Мы обошли его сверху донизу.

Двухэтажное строение, небольшое, по удобное и пригодное даже для житья зимой. («На старости лет, глядишь, и вовсе сюда переберемся…») В гостиной была сложена кафельная печь, остальные комнаты отапливались мазутом. На нижнем этаже жилых помещений не было, там разместились гараж и кладовая, так что главный ход вел прямо наверх, через террасу, куда можно было попасть, поднявшись по лестнице ступенек в десять-двенадцать.

— Обрати внимание на перила, — остановил меня приятель.

— Угу, — рассеянно кивнул я, потому что к тому времени уже добрых полчаса осматривал летнюю резиденцию, расхваливая удачную планировку, живописный вид из окна гостиной, со вкусом подобранную мебель, узорные изразцы и деревянные панели на кухне, развешанную по стенам старинную медную утварь. — Как же, как же, вижу: вот они, перила.
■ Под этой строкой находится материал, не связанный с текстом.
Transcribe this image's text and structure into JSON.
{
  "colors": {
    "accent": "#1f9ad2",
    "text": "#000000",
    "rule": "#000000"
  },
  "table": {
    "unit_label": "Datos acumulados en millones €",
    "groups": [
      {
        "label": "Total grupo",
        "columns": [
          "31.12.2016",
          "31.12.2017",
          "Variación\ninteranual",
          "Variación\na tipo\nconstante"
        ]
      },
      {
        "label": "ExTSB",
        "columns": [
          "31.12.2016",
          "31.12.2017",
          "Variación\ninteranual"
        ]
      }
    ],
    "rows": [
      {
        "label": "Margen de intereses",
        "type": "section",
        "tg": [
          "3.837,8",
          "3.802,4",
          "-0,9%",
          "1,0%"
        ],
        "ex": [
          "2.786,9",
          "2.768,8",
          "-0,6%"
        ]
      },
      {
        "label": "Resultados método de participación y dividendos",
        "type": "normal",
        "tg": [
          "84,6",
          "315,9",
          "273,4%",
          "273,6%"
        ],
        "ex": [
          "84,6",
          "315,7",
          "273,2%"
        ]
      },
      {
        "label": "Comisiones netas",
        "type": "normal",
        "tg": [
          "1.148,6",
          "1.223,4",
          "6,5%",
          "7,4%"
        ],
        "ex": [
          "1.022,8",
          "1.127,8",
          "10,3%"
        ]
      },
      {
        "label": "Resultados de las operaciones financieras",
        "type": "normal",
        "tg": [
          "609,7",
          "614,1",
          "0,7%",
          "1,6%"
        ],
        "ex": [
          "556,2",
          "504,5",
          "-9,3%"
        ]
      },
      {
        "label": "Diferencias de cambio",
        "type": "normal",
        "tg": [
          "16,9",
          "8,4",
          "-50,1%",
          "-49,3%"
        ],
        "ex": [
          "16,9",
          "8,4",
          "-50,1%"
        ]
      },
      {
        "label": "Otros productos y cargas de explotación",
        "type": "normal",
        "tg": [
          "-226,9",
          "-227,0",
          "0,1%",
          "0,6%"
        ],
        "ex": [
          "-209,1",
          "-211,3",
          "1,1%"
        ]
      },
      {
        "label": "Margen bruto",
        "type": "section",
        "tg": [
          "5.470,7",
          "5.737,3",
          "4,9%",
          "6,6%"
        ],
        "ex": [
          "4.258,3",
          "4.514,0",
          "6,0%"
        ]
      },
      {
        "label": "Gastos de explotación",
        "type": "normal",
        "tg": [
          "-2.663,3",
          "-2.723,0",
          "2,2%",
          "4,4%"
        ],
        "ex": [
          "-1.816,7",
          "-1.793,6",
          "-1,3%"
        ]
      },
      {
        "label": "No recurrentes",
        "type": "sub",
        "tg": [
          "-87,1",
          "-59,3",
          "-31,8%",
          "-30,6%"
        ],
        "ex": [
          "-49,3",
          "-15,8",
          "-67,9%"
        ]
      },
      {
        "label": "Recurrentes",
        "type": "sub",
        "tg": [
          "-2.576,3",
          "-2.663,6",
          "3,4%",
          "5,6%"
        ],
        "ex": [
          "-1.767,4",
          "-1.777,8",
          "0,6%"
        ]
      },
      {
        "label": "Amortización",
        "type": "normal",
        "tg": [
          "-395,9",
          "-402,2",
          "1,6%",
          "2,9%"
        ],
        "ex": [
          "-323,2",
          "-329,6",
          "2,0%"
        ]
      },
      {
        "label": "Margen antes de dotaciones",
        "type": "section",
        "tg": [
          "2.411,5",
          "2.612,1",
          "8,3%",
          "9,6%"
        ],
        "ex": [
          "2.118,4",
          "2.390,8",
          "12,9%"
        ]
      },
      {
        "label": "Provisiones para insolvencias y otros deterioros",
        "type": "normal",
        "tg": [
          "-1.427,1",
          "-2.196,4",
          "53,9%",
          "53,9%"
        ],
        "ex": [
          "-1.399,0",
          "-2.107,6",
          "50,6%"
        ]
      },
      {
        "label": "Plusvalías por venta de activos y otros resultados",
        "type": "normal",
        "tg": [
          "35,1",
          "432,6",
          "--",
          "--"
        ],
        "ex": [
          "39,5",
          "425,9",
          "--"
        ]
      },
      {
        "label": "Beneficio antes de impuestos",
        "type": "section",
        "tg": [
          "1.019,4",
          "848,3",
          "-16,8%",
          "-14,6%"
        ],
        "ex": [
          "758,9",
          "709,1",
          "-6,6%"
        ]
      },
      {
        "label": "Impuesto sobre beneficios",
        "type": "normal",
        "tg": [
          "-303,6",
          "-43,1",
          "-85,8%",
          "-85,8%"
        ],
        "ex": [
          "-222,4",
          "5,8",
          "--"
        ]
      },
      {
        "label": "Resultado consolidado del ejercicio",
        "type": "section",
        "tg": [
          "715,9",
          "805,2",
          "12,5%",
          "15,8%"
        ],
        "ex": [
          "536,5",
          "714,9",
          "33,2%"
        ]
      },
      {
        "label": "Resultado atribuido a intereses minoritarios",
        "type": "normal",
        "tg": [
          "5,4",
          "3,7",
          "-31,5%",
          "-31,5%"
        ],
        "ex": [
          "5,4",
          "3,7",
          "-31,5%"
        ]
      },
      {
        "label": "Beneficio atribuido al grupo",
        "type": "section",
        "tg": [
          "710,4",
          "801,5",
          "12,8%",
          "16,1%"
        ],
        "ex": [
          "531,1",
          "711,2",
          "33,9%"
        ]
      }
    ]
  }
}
— Нет, ты приглядись получше…

— Сосновые доски.

— Старые сосновые доски.

— Да-да, старые.

— Здесь все новехонькое, все делалось из нового материала, только перила выдержали испытание временем… зато и прочные же они, ты только потрогай, какое крепкое дерево!

— Н-да… Действительно… — Я провел рукой по дощатым перилам и вознамерился было проследовать дальше; в самом деле, что тут особенного, если перила сделаны из старых досок?

— У этих досок своя история, — сказал мой приятель.

— Мы привезли их из родительского дома Иштвана, — вмешалась его жена. — Они просто так валялись во дворе… Но, может, мы все-таки сядем наконец? — Она ласково посмотрела на мужа. — Теперь вы все видели, — обратилась она ко мне. — И надеюсь, позволите опустить описание всех наших сражений с каменщиками и прочими мастерами или, как мы называли их, с инквизиторами. Постепенно и мы стали забывать все мытарства, связанные со строительством, ну а вам и подавно незачем докучать ими. Принесу-ка я лучше чего-нибудь перекусить.

Я просил хозяйку не утруждать себя, однако она поспешила на кухню, а мы опять разлеглись в шезлонгах.

— По осени снова покрою перила лаком, — чуть погодя заговорил мой приятель. — Если уж они, эти старые-престарые доски, столько пережили всего, постараюсь беречь их подольше.

— Да, хватает вам с домом забот, — кивнул я.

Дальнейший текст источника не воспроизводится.